Red light camera dos n donts

Yes, the number plate recognition technology has come a long way. In fact, what they do here now, is park a van with a small camera outside. The pursuit cars sit about 200 metres down the road. By the time you've passed the camera and get close to the cops, they already have all your info. Expired registration, outstanding fines or warrants etc. and they pull you over.
Yeah mate, it has become fairly ridiculous down under lately. NSW has removed all the markings from their roadside cars and it's not until you pass the little "your speed has been checked" sign up the road you know you've been done. And they have those mobile cameras cruising up and down the freeways as well.

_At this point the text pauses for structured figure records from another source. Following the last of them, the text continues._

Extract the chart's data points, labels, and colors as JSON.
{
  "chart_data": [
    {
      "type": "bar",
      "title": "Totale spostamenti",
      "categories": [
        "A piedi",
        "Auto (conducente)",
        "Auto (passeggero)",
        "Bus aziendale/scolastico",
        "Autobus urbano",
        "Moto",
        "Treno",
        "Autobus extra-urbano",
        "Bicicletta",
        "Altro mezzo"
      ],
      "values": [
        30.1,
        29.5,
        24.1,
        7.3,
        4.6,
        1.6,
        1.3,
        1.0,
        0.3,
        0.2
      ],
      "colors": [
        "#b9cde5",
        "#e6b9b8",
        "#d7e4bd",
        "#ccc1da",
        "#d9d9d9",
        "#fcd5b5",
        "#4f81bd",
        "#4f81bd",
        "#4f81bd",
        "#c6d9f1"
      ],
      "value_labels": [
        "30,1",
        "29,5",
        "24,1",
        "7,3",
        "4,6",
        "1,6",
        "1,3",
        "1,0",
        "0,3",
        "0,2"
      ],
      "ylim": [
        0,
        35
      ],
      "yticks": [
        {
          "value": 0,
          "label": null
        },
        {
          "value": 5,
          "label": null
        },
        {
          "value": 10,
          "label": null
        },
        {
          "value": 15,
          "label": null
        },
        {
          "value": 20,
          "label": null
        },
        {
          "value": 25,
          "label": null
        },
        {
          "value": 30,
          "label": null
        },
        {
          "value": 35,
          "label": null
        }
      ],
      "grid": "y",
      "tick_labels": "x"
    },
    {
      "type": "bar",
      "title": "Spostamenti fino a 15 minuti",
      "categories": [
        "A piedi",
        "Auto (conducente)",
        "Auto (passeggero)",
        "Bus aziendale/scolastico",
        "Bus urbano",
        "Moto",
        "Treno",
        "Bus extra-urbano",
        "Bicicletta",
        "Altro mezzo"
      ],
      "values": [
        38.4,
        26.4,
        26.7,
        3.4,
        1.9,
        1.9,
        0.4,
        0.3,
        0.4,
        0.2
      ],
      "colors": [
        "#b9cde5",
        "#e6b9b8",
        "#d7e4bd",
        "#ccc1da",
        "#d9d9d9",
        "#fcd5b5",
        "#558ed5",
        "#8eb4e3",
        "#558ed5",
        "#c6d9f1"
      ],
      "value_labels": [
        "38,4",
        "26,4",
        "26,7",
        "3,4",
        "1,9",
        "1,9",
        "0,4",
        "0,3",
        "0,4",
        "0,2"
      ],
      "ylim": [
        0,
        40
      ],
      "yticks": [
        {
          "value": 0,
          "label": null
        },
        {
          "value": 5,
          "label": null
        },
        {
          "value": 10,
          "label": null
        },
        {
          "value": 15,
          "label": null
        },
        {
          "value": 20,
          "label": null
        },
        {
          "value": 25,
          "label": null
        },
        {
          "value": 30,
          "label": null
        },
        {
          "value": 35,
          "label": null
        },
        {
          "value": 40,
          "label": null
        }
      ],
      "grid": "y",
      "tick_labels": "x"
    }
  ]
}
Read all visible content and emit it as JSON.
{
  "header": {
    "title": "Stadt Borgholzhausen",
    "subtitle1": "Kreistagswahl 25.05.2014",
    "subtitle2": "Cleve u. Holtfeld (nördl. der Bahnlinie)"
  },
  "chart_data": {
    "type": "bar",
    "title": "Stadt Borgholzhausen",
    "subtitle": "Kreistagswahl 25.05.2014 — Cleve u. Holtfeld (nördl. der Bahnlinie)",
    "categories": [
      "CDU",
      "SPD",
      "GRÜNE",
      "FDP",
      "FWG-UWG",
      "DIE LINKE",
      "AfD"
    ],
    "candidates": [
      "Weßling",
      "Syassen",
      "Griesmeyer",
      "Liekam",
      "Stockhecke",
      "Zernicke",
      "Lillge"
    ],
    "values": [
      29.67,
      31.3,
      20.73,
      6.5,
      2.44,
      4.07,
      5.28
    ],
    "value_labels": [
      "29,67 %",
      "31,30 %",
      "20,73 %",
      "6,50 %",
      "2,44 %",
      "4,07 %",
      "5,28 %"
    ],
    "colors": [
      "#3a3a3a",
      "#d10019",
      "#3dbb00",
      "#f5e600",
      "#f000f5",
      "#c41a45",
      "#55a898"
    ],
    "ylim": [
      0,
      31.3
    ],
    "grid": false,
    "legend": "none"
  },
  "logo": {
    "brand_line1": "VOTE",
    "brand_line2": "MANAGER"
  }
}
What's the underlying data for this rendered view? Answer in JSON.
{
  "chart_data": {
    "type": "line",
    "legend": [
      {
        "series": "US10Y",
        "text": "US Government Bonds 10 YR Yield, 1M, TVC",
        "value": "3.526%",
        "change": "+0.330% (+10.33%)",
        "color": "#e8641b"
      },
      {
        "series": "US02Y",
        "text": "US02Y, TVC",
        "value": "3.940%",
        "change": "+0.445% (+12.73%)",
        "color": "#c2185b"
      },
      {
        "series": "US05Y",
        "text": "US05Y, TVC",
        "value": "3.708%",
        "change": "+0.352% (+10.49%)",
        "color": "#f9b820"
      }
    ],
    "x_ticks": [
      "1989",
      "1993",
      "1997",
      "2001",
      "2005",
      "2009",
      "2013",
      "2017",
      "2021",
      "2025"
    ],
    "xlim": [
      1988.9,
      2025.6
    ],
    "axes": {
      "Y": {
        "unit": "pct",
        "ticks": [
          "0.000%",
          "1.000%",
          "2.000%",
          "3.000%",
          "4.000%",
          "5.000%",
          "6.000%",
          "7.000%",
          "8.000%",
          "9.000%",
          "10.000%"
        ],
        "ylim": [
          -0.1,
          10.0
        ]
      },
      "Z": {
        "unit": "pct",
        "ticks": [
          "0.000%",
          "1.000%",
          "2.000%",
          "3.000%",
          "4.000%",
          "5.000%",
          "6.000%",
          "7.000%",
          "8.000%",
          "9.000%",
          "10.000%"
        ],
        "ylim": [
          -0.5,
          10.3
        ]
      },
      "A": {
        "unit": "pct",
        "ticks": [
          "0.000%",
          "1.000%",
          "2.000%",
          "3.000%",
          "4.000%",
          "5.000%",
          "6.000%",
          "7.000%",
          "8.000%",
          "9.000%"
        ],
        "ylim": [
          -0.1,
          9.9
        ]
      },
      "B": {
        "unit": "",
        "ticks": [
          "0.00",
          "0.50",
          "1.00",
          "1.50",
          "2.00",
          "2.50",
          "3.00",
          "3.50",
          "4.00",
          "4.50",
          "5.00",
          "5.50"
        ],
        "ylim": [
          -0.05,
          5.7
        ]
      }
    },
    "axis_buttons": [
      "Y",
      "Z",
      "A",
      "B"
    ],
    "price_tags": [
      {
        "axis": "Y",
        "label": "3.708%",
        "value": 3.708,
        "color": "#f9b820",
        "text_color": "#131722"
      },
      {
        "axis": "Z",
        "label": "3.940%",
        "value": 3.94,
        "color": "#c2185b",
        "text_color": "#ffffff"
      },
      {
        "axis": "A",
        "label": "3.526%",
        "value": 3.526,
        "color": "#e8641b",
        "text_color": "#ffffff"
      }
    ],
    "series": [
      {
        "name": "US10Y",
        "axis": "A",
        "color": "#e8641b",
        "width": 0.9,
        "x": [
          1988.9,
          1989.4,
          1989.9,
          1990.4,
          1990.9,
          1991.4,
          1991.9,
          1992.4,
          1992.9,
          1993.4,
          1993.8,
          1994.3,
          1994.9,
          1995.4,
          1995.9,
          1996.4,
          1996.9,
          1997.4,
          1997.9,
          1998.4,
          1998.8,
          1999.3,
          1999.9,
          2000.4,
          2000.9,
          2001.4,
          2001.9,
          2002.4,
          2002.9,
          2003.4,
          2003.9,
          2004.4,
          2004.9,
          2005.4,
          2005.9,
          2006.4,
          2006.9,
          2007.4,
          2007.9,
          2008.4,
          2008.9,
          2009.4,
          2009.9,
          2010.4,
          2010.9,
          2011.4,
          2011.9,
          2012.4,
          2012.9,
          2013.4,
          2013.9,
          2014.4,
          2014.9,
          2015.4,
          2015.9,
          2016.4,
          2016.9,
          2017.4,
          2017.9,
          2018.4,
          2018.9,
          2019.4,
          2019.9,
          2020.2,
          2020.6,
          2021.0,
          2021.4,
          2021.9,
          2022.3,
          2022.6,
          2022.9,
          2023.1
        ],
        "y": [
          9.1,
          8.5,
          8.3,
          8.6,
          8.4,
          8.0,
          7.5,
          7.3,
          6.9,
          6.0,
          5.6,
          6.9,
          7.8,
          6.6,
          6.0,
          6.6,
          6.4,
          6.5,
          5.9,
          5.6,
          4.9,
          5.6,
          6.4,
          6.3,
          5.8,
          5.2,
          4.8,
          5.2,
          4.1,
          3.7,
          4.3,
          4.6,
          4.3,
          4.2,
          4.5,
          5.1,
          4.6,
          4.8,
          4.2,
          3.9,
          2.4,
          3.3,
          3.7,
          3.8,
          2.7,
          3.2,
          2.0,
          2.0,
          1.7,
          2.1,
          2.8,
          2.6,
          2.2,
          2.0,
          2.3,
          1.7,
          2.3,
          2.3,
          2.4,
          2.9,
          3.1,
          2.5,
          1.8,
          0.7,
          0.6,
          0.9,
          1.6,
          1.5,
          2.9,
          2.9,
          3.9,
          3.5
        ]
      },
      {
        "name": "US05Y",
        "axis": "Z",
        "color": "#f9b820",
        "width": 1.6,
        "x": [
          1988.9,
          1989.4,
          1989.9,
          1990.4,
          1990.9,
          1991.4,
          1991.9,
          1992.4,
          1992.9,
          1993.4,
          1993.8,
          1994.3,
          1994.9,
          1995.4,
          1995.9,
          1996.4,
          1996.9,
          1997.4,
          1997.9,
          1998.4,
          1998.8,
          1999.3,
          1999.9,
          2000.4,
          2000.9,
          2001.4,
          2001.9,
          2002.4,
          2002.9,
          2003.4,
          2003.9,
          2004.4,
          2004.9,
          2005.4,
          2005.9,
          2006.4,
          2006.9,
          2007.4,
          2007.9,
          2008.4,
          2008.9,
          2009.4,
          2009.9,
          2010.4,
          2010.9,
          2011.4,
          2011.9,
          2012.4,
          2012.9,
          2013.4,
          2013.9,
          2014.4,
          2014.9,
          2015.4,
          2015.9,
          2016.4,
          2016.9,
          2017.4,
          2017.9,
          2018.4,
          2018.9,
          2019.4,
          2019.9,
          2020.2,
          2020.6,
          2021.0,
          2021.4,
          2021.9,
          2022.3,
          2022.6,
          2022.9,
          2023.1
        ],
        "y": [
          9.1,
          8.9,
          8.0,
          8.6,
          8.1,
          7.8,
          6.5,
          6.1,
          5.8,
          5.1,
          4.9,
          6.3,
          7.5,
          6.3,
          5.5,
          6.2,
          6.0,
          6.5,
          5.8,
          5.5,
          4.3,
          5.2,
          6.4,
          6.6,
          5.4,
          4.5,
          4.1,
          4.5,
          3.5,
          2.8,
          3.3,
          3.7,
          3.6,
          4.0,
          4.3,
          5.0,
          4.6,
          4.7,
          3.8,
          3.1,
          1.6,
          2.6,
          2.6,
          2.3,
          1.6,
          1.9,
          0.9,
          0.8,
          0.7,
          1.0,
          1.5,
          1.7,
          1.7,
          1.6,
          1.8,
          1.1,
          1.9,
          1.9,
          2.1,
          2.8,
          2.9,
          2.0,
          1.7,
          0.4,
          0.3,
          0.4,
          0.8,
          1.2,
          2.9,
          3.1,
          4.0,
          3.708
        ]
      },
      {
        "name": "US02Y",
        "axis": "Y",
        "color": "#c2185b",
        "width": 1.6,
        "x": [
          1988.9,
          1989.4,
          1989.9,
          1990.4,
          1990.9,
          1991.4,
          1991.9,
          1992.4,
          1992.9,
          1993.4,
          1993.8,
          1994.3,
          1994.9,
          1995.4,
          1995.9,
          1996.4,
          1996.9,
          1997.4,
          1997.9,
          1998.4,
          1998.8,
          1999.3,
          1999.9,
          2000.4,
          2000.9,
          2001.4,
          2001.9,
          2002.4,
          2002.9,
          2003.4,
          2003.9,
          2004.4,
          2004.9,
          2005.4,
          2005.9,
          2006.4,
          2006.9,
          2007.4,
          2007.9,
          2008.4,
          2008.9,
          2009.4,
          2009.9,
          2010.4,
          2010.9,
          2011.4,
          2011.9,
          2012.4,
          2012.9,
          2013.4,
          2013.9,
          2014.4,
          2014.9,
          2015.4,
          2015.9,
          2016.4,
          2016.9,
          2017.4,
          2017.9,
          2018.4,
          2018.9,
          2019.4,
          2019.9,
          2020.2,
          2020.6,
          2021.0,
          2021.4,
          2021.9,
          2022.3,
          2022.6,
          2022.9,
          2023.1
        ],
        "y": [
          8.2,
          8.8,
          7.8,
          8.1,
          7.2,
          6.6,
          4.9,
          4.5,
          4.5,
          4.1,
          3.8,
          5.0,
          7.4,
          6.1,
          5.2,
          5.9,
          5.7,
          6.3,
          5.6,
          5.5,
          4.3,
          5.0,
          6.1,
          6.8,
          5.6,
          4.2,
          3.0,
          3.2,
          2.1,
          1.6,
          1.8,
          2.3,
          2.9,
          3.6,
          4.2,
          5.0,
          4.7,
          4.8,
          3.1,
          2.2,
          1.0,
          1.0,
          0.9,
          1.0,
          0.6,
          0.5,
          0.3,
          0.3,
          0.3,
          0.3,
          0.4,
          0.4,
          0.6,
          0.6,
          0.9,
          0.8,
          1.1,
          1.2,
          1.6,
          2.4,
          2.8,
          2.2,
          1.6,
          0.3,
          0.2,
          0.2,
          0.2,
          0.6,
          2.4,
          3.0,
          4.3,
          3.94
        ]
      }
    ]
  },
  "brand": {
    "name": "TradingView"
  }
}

In the ACT we had the older box-style red light camera that just snapped an image on red, but they always had a "speed and red light camera ahead" sign leading up to them so when they quietly switched them out for the odd vertical oval ones with actual speed cameras in them they didn't have to tell anyone. Ask me how I know? :mad:

And when the ACT introduced number plate scanning cameras onto Police cars years ago, the justification was for hunting vehicles of interest used in violent crime, gang members, known criminals etc. Which quietly got expanded to include those evildoers who forgot to renew their rego... :evil:
 
Yes, the number plate recognition technology has come a long way. In fact, what they do here now, is park a van with a small camera outside. The pursuit cars sit about 200 metres down the road. By the time you've passed the camera and get close to the cops, they already have all your info. Expired registration, outstanding fines or warrants etc. and they pull you over.
They want us all sitting calm, upright, with hands politely crossed on our laps, as we’re commuted single file, like children on an amusement ride. All wrapped in a safe little bubble of conformity, and obedience.
 
Amazing
Yeah mate, it has become fairly ridiculous down under lately. NSW has removed all the markings from their roadside cars and it's not until you pass the little "your speed has been checked" sign up the road you know you've been done. And they have those mobile cameras cruising up and down the freeways as well.

In the ACT we had the older box-style red light camera that just snapped an image on red, but they always had a "speed and red light camera ahead" sign leading up to them so when they quietly switched them out for the odd vertical oval ones with actual speed cameras in them they didn't have to tell anyone. Ask me how I know? :mad:

And when the ACT introduced number plate scanning cameras onto Police cars years ago, the justification was for hunting vehicles of interest used in violent crime, gang members, known criminals etc. Which quietly got expanded to include those evildoers who forgot to renew their rego... :evil:
coincidence how government inevitably never fails to marry safety with revenue 🤔. Yet never connects the dots between migration, and infrastructure.
 
They want us all sitting calm, upright, with hands politely crossed on our laps, as we’re commuted single file, like children on an amusement ride. All wrapped in a safe little bubble of conformity, and obedience.
It's called a "train."
 
Yeah mate, it has become fairly ridiculous down under lately. NSW has removed all the markings from their roadside cars and it's not until you pass the little "your speed has been checked" sign up the road you know you've been done. :evil:
Except that they don"t even put up the little signs anymore......before or after the camera....
 
But it's still all about safety - when your widow gets the fine in the mail, she'll know for sure speeding is bad... :confused:
A number of years ago I was riding last in a group of 6 riders in Scottsdale,AZ. I’m Canadian but keep a Gold Wing at my winter place in Mesa. Everyone got through a traffic light but it was definitely going to be red before I entered the intersection so I stopped. When it changed to green I sped up and got back with the group. A week later I get a REALLY clear photo of myself on my bike, plus a link to a very clear 5 second video of myself, doing 13 mph over the speed limit. It was taken as I was catching up to the group. The ticket for 13 mph over the limit was $273 in REAL US greenbacks. You can reduce the cost by signing up for their ‘retraining’ class but I said screw it and paid the fine by mail. Online research taught me 2 things. Scottsdale's red light/speeding camera system is actually owned by an Australian company (or a foreign company at least) and they get HALF of every ticket issued AND the intersection BEGINS at the asphalt edge of the cross street (so their online training program said). Regardless, the whole red light/speeding camera system in Scottsdale is a HUGE money maker for the city. Now I am VERRRRY careful riding in Scottsdale.